Lokasi seperti Kanggime, Bokondini, Karubaga, Ilaga, dan Oksibil adalah titik-titik distribusi udara utama bagi wilayah pegunungan tengah Papua. Peningkatan kapasitas, keamanan, dan fasilitas di lapangan terbang ini akan memperlancar distribusi bahan pangan bergizi dan logistik MBG, sehingga pasokan ke sekolah-sekolah dapat berjalan tanpa hambatan.
Ketiga, penyediaan jaringan internet dan sistem komunikasi digital (Sturling) untuk mendukung pelaksanaan MBG yang transparan dan terukur. Dalam era digitalisasi pemerintahan, pelaksanaan MBG juga memerlukan sistem pelaporan berbasis teknologi agar data penerima manfaat, kebutuhan bahan, serta kondisi dapur dapat dimonitor secara real time oleh pemerintah daerah dan pusat.
Dengan jaringan komunikasi yang kuat, pengawasan menjadi efisien dan akuntabel. Maka dari itu, pembangunan jaringan internet di Papua tidak hanya untuk layanan publik umum, tetapi juga harus disinergikan dengan pelaksanaan program MBG.
Keempat, pembangunan listrik di lokasi dapur MBG. Ketiadaan listrik membuat dapur-dapur MBG tidak dapat menggunakan peralatan modern dan efisien. Kegiatan memasak bergantung pada kayu bakar, proses penyimpanan bahan makanan terbatas, dan waktu kerja menjadi tidak produktif.
Oleh karena itu, diperlukan pembangunan jaringan listrik kampung, baik melalui perluasan jaringan PLN maupun dengan memanfaatkan energi alternatif seperti tenaga surya, mikrohidro, atau biomassa. Penerapan teknologi energi terbarukan di kampung-kampung Papua akan memastikan dapur MBG beroperasi berkelanjutan dan ramah lingkungan.
Kelima, pembangunan air bersih dan sanitasi dapur MBG. Air bersih adalah komponen penting dalam menjaga kualitas gizi dan kebersihan makanan. Tanpa air yang cukup, kegiatan mencuci bahan makanan, memasak, dan membersihkan peralatan dapur tidak bisa dilakukan dengan standar higienitas yang baik.

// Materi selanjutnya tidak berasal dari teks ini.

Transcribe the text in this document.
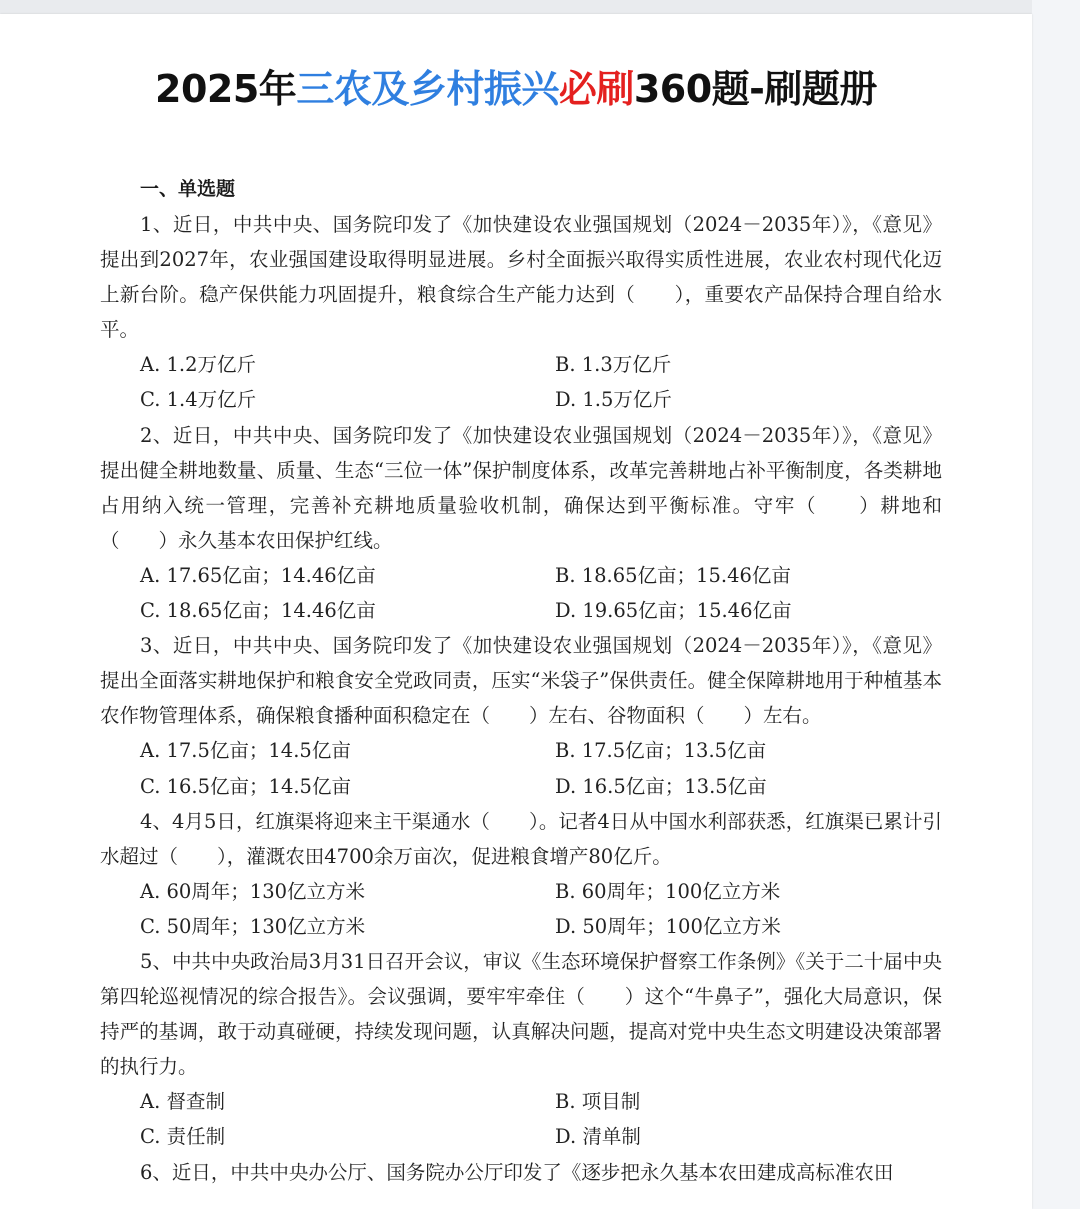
2025年三农及乡村振兴必刷360题-刷题册
一、单选题

1、近日，中共中央、国务院印发了《加快建设农业强国规划（2024－2035年）》，《意见》提出到2027年，农业强国建设取得明显进展。乡村全面振兴取得实质性进展，农业农村现代化迈上新台阶。稳产保供能力巩固提升，粮食综合生产能力达到（　　），重要农产品保持合理自给水平。

A. 1.2万亿斤	B. 1.3万亿斤
C. 1.4万亿斤	D. 1.5万亿斤

2、近日，中共中央、国务院印发了《加快建设农业强国规划（2024－2035年）》，《意见》提出健全耕地数量、质量、生态“三位一体”保护制度体系，改革完善耕地占补平衡制度，各类耕地占用纳入统一管理，完善补充耕地质量验收机制，确保达到平衡标准。守牢（　　）耕地和（　　）永久基本农田保护红线。

A. 17.65亿亩；14.46亿亩	B. 18.65亿亩；15.46亿亩
C. 18.65亿亩；14.46亿亩	D. 19.65亿亩；15.46亿亩

3、近日，中共中央、国务院印发了《加快建设农业强国规划（2024－2035年）》，《意见》提出全面落实耕地保护和粮食安全党政同责，压实“米袋子”保供责任。健全保障耕地用于种植基本农作物管理体系，确保粮食播种面积稳定在（　　）左右、谷物面积（　　）左右。

A. 17.5亿亩；14.5亿亩	B. 17.5亿亩；13.5亿亩
C. 16.5亿亩；14.5亿亩	D. 16.5亿亩；13.5亿亩

4、4月5日，红旗渠将迎来主干渠通水（　　）。记者4日从中国水利部获悉，红旗渠已累计引水超过（　　），灌溉农田4700余万亩次，促进粮食增产80亿斤。

A. 60周年；130亿立方米	B. 60周年；100亿立方米
C. 50周年；130亿立方米	D. 50周年；100亿立方米

5、中共中央政治局3月31日召开会议，审议《生态环境保护督察工作条例》《关于二十届中央第四轮巡视情况的综合报告》。会议强调，要牢牢牵住（　　）这个“牛鼻子”，强化大局意识，保持严的基调，敢于动真碰硬，持续发现问题，认真解决问题，提高对党中央生态文明建设决策部署的执行力。

A. 督查制	B. 项目制
C. 责任制	D. 清单制

6、近日，中共中央办公厅、国务院办公厅印发了《逐步把永久基本农田建成高标准农田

Pemerintah daerah bersama masyarakat perlu membangun jaringan air bersih sederhana seperti sumur bor, bak penampungan air hujan, atau pipa gravitasi kampung. Sanitasi yang baik akan menjamin makanan yang disajikan aman dikonsumsi dan mendukung kesehatan anak-anak penerima MBG.
Selain lima faktor utama tersebut, keberhasilan MBG juga sangat bergantung pada sinergi antar kementerian dan lembaga. Tidak mungkin Papua mampu membangun semua faktor pendukung itu hanya dengan kekuatan APBD-nya sendiri.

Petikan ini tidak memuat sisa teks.